I've been extremely lucky and grateful for the shows that I've had in the past year due largely to the amazing and beautiful people of YEG Music (HUGE SHOUT OUT TO YOU GUYS). I am so blown away by the calibre of talent that exists solely here in #YEG and every time I play a show alongside these local talents I am inspired - but at the same time there is a hint of sadness. Sadness because I am not even 1/3 as good as all of the other artists and for some reason I keep disappointing myself as a musician and performer.
In addition I am quite a bit older than most in the music scene to be starting out and although I know it's just a number, I get self conscious especially in an industry that seems to value youth. Seeing all of these experienced and young artists put on a stellar show with on-point musicianship, vocals and stage presence at such a young age makes me feel quite inadequate and that this whole music thing is too late.
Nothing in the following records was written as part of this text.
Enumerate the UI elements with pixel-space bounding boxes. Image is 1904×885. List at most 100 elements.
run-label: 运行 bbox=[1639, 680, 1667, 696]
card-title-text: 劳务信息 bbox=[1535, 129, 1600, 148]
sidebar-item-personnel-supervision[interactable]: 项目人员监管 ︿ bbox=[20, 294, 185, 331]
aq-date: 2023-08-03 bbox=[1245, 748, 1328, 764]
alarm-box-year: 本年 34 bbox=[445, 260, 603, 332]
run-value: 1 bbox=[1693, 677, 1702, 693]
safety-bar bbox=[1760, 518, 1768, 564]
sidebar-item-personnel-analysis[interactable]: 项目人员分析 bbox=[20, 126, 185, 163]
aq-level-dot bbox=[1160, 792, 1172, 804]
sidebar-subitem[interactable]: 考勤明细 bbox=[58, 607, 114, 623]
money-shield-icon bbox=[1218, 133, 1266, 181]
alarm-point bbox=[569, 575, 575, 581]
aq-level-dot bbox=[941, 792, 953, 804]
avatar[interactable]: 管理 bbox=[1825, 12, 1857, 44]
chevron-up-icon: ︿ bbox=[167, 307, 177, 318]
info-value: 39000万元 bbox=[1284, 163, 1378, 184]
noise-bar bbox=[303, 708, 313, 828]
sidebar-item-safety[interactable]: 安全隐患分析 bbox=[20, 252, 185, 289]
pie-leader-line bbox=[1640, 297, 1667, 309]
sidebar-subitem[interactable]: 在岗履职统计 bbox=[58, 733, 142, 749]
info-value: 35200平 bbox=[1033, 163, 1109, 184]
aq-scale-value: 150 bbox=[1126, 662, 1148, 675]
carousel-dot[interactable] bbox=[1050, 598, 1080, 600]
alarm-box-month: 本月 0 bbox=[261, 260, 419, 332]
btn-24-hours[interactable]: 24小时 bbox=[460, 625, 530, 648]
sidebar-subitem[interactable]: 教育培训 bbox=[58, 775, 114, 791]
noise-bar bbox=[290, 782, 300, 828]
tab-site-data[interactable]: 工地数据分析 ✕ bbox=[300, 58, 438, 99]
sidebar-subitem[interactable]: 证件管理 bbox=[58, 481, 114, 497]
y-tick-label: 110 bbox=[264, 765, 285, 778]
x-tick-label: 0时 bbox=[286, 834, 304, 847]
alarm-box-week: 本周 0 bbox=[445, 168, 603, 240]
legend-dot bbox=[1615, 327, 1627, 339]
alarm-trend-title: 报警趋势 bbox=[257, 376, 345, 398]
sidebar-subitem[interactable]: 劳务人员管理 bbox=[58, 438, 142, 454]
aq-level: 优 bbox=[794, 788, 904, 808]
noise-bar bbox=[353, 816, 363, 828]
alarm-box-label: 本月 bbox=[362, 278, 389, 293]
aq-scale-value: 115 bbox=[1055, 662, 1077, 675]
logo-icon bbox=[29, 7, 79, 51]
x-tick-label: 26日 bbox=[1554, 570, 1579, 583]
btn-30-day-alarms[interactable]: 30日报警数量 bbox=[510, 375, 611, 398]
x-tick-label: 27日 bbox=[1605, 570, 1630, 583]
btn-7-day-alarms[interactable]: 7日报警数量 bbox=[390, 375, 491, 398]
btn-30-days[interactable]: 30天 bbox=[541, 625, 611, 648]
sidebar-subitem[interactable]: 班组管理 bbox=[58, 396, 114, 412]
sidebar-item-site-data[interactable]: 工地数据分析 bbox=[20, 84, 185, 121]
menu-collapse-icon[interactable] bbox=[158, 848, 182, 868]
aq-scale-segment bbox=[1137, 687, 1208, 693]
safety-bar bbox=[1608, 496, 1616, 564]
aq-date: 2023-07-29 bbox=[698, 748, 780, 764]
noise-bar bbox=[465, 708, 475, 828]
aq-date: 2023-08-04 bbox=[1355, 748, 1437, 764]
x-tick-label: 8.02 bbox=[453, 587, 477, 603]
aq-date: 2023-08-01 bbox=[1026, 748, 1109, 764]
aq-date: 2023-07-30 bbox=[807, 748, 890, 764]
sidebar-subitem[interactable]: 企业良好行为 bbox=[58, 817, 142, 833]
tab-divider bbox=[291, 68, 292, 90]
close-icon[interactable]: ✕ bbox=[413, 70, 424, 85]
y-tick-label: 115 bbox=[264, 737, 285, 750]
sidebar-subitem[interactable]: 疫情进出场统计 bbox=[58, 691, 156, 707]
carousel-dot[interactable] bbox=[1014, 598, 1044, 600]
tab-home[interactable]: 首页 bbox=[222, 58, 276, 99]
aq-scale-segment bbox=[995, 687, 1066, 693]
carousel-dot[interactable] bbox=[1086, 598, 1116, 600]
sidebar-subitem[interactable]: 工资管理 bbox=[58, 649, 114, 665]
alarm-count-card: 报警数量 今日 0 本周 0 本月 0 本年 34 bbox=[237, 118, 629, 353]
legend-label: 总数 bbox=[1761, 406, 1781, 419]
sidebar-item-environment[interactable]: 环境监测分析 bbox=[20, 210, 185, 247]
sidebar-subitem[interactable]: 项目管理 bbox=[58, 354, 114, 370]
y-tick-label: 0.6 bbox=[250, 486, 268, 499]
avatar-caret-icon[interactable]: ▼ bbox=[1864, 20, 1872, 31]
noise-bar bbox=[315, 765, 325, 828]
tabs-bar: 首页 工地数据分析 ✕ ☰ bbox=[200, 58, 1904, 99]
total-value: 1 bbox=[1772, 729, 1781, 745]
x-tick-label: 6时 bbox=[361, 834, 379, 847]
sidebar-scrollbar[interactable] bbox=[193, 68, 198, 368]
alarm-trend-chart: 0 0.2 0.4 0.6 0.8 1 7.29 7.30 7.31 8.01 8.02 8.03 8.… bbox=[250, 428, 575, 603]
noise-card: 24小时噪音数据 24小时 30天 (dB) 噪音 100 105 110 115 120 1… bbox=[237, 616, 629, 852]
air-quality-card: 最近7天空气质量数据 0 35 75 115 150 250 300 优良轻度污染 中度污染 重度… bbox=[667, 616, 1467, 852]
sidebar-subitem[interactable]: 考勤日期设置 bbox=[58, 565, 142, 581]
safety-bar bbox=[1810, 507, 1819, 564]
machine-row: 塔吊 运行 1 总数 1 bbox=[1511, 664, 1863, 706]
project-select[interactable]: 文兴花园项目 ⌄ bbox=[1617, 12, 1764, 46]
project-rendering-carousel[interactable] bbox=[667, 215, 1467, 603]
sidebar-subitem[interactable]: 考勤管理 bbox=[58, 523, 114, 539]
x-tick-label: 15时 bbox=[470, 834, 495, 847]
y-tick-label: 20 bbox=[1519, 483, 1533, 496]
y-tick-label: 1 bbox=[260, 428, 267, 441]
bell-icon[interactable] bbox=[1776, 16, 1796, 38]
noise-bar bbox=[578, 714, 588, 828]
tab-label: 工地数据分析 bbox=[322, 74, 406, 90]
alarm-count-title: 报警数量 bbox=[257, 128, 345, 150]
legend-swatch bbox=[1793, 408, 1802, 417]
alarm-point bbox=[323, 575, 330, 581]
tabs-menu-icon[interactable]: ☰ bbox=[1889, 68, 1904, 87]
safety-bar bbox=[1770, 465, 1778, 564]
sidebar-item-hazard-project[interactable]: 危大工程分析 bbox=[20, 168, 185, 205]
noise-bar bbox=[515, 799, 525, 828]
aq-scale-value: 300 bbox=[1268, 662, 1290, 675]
Let's be honest here - I am NOT the most talented, nor am I a good performer and I most definitely am NOT a great vocalist. I"ve never been trained vocally and it remains my biggest struggle. We are our own worst critic but I truly know that I have a lot to improve on. If I can belt out notes without cracking like how all other musicians can, I would be on cloud nine! The issue is, I KNOW I can because I have belted out notes like no one's business when I'm practicing by myself. When I can't deliver at shows, I beat myself up mentally and I start back at square one - is it worth it?
I've had a lot of people support me and tell me that it's because I don't have enough "me-time". At this point, unfortunately I'm still in my rut and really doubt that I'll ever become the singer-songwriter and performer that I want to be. How do you fight with discouragement? What brings you back?